Ce qui est souvent incompris ou pas pleinement apprécié par les sadhakas est que les cinq actions de Shiva se produisent aussi à l’intérieur de chacun de nous à chaque instant. De plus, Shiva est le témoin du théâtre de sa force créative, appelée Shakti, qui est tout, incluant nous-mêmes. Vous partagez peut-être cette perspective cosmique de Shiva lorsque vous demeurez à l’écart du bavardage de votre mental, en tant que Témoin. Lorsque vous vous identifiez à la conscience pure, ou Shiva, et non aux mouvements de votre mental, vous témoignez de la création des pensées, des émotions et des sensations, qui demeurent un certain temps, et ensuite se dissolvent. Le sage apprécie combien les pensées, les émotions et les sensations obscurcissent la lumière de la conscience et l’essence de notre unité en toutes choses en nous identifiant à elles. Cette obscurité et cette fausse identification sont nées de l’égoïsme, un principe de la nature, dans laquelle la conscience devient individualisée et par conséquent contractée et identifiée non seulement avec un corps physique en particulier, mais aussi aux mouvements individuels du mental. Lorsqu’il y a attachement ou aversion, désir ou peur, leur mouvement au travers des corps mental et vital devient coincé dans des boucles obsessives et répétitives à moins qu’elles soient assimilées par l’action d’en témoigner et le lâcher-prise. Ainsi, elles forment encore plus d’obscurité alors que les peurs et les désirs deviennent habituels, et que l’on s’attarde aux mémoires, plaisantes ou douloureuses.

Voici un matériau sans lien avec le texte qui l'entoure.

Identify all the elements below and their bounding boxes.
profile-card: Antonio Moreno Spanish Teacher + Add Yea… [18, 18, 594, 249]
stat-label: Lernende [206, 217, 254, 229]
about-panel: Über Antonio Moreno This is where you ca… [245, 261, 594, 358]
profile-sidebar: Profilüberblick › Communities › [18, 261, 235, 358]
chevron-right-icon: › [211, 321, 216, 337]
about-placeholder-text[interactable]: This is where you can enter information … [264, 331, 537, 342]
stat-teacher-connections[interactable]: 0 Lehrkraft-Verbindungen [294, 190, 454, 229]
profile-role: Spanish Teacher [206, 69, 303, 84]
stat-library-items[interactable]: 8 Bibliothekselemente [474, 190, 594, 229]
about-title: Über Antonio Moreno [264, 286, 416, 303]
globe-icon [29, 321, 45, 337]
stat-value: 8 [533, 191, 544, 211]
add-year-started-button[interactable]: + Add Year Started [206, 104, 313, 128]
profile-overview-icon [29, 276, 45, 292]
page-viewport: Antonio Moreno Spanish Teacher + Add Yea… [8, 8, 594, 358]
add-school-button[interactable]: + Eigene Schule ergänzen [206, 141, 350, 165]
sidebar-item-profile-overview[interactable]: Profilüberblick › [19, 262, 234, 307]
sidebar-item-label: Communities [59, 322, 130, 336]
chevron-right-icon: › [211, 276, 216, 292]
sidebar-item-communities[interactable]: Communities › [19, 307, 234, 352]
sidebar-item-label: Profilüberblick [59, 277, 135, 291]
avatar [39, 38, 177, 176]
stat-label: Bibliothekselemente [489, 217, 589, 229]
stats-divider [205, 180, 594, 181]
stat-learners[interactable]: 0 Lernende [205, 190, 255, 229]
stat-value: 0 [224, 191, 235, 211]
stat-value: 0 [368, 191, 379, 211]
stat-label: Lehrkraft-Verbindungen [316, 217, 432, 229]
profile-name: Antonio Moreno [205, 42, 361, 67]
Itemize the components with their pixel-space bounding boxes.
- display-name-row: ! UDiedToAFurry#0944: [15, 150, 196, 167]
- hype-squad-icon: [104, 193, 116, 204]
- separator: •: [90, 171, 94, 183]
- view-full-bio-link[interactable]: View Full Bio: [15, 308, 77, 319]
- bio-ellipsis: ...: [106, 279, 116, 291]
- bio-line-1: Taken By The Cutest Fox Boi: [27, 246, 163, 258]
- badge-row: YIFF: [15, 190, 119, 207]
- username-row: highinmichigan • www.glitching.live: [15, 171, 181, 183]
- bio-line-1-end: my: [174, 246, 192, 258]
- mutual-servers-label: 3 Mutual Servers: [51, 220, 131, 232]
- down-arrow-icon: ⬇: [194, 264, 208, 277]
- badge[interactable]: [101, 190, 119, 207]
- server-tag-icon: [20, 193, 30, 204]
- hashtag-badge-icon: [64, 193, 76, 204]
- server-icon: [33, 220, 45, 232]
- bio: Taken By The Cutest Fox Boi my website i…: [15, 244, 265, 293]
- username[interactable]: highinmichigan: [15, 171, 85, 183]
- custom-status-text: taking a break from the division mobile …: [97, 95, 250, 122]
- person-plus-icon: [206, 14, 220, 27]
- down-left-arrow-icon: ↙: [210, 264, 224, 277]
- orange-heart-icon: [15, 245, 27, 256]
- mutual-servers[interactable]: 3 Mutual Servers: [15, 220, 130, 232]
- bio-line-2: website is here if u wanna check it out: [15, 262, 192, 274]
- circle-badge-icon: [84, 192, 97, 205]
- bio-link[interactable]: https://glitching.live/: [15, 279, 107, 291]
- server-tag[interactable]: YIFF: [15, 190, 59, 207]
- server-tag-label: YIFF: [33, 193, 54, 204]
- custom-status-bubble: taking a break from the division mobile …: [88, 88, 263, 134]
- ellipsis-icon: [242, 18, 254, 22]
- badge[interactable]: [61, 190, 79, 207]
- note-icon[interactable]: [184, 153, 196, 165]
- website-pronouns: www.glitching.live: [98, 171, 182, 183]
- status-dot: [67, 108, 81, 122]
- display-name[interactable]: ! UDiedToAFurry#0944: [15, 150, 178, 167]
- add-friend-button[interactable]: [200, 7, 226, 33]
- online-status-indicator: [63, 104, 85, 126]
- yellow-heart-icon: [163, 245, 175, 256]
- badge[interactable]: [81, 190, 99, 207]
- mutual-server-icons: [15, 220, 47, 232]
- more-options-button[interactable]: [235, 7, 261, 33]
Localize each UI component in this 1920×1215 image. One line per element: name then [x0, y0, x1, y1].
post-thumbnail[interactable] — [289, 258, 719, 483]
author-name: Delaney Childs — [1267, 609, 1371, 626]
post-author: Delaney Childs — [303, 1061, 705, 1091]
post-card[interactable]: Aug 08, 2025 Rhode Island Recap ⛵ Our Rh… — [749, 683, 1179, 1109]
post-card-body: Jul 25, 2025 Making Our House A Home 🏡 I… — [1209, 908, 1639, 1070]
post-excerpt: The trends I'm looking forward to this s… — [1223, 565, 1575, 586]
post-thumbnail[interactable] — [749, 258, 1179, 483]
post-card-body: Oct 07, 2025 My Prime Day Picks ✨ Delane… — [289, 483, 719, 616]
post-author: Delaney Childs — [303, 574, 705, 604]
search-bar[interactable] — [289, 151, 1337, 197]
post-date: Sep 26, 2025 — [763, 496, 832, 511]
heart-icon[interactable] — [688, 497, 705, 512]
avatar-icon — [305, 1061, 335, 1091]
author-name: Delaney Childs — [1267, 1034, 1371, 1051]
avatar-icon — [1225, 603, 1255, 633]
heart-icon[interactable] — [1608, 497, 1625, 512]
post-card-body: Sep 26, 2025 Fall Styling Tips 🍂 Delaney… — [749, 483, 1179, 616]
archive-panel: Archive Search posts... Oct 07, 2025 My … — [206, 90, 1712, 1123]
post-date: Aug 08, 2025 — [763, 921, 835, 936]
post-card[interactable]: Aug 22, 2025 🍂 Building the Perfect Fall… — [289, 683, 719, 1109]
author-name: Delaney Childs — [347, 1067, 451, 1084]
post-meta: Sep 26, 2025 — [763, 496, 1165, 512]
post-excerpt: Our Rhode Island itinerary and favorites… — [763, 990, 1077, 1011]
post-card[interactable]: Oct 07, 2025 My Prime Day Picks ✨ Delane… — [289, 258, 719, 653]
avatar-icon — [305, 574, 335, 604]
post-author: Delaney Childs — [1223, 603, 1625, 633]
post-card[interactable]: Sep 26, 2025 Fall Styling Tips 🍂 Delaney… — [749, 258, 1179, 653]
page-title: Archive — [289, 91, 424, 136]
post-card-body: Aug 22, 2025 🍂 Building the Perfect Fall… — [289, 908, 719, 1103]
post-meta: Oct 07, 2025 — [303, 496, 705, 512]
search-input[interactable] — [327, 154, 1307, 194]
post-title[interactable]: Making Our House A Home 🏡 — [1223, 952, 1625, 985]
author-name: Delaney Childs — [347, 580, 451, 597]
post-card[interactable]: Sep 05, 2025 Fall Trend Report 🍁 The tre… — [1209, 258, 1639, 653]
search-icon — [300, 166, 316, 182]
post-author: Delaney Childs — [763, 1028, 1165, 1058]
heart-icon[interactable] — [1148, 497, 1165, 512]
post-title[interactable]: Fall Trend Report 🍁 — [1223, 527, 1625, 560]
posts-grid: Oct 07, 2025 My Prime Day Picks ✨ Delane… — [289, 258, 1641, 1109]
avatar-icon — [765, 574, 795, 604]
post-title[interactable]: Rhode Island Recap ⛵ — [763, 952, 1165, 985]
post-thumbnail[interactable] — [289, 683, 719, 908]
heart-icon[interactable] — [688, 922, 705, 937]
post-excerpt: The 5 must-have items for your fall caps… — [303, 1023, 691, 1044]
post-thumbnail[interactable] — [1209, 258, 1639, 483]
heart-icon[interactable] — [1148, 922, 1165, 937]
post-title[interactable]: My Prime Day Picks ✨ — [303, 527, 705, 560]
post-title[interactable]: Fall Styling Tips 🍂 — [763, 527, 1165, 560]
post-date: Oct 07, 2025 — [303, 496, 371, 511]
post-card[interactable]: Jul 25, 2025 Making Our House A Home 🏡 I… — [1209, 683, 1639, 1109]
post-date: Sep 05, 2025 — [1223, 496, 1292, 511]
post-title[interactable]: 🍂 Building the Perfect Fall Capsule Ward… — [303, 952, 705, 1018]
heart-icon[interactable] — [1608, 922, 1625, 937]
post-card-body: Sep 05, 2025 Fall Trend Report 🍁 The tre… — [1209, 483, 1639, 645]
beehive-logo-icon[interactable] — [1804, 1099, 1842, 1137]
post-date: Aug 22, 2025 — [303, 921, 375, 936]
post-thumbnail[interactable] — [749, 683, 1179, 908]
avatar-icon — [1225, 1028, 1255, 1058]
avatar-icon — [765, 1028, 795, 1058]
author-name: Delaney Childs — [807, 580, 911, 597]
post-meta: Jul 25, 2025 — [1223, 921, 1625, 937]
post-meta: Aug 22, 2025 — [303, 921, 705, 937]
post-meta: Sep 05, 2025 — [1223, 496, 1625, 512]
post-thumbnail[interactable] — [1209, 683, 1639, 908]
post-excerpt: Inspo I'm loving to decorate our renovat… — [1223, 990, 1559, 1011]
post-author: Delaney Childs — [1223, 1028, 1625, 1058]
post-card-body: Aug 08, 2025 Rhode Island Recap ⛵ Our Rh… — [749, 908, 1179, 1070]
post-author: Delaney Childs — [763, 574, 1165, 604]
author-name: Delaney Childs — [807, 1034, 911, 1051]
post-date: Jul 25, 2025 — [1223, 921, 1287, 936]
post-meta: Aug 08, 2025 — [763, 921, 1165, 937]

Le "chitta vritti" (Sûtra du Yoga 1.2) nous garde dans un état d’obscurité, absorbé par les agents de maya, soit le temps, le désir, le pouvoir limité, la connaissance limitée et le karma. La grâce, qui opère au travers de la pratique de la méditation, nous permet d’en être le témoin, de les métaboliser, et de les amener à leur terme. L’étude et la contemplation de la littérature sacrée mettent aussi en lumière la sagesse, qui nous aide à nous rappeler ce que nous avons peut-être oublié pour surmonter la souffrance. La grâce nous permet de voir clairement, d’apaiser le mental, d’avoir une conscience pure et de percer le voile d’obscurité de la fausse identification avec le mental et les mouvements émotionnels. Cela peut se produire comme une expérience intense, dans laquelle nous "voyons la lumière", ou que par la suite nous disions "ça m’a étonné", ou "ça m’a coupé le souffle", ou "j’ai ressenti la présence du Seigneur", "c’était tellement beau". C’est habituellement une expérience passagère. Le but du Yoga et du Tantra est de maintenir cet état de Grâce, en traversant le pont des quatre autres actions, en cessant de s’identifier à leur mouvement, en d’autres mots, l’égoïsme. Yogananda définissait Dieu ainsi : "une joie toujours renouvelée".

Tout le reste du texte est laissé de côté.